A Justiça Eleitoral de Pernambuco cassou a candidatura de Lula Cabral (Solidariedade) à prefeitura do Cabo de Santo Agostinho, no Grande Recife. A decisão foi proferida pela juíza Sílvia Maria de Lima Oliveira, da 15ª Zona Eleitoral, que considerou Cabral inelegível até 2030 devido à rejeição de suas contas pela Câmara Municipal do Cabo, referente ao ano de 2017, período em que era prefeito da cidade.

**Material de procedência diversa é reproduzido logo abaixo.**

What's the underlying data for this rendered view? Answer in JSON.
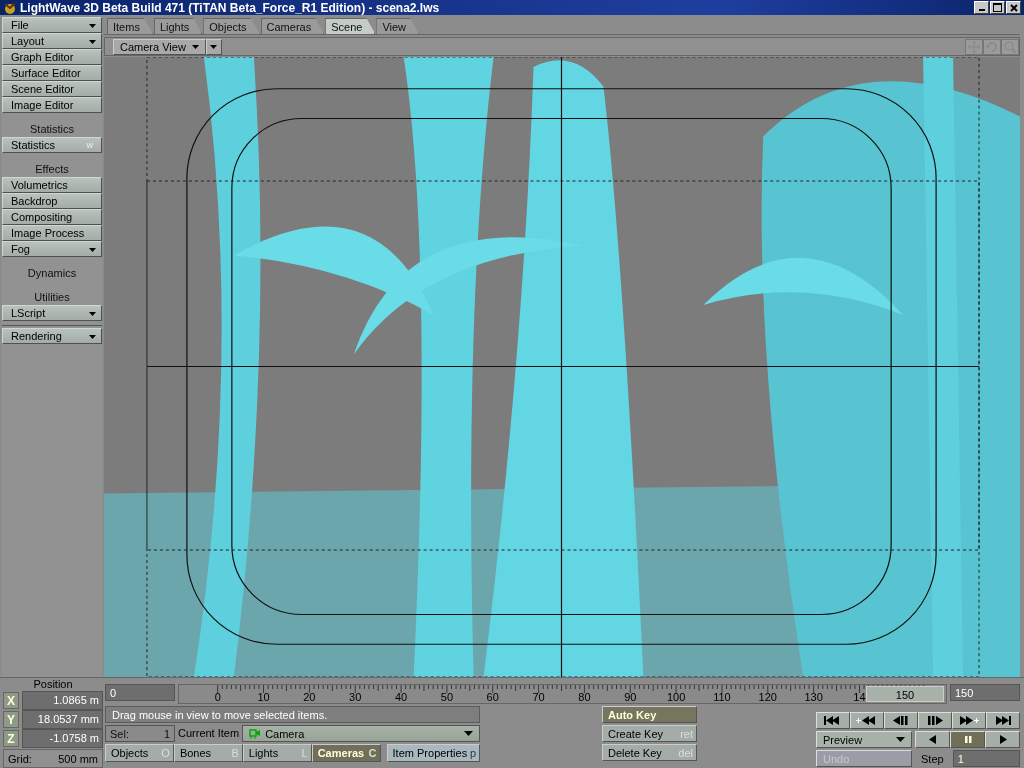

Apesar da reprovação das contas, Lula Cabral se candidatou e foi eleito deputado estadual de Pernambuco em 2022. Sua defesa argumenta que ele mantém seus direitos políticos plenos, mas a sentença da juíza destaca que a inelegibilidade se aplica ao novo pedido de candidatura, uma vez que “não foram preenchidas todas as condições legais para o registro”.
O pedido de cassação foi apresentado pela coligação União pelo Bem do Cabo. Embora o Ministério Público Eleitoral tenha se manifestado favoravelmente à aprovação da candidatura, a juíza Sílvia Maria concluiu que a rejeição das contas por um órgão colegiado, com decisão irrecorrível, torna Lula Cabral inelegível.
Em resposta, a defesa de Lula Cabral afirmou que a decisão em primeira instância “era esperada” e expressou confiança na homologação da candidatura nas instâncias superiores, como aconteceu em campanhas anteriores, em 2020 e 2022. A equipe jurídica do político já ingressou com um recurso contra a decisão, destacando que ele foi eleito e cumpre mandato de deputado estadual, e, portanto, deveria manter seus direitos políticos.
A defesa também mencionou uma decisão do Tribunal Superior Eleitoral (TSE) de 3 de março de 2023, segundo a qual a rejeição das contas pela Câmara Municipal do Cabo de Santo Agostinho não implicaria inelegibilidade. Com o recurso em andamento, o futuro da candidatura de Lula Cabral à prefeitura do Cabo de Santo Agostinho agora depende de decisões das instâncias superiores.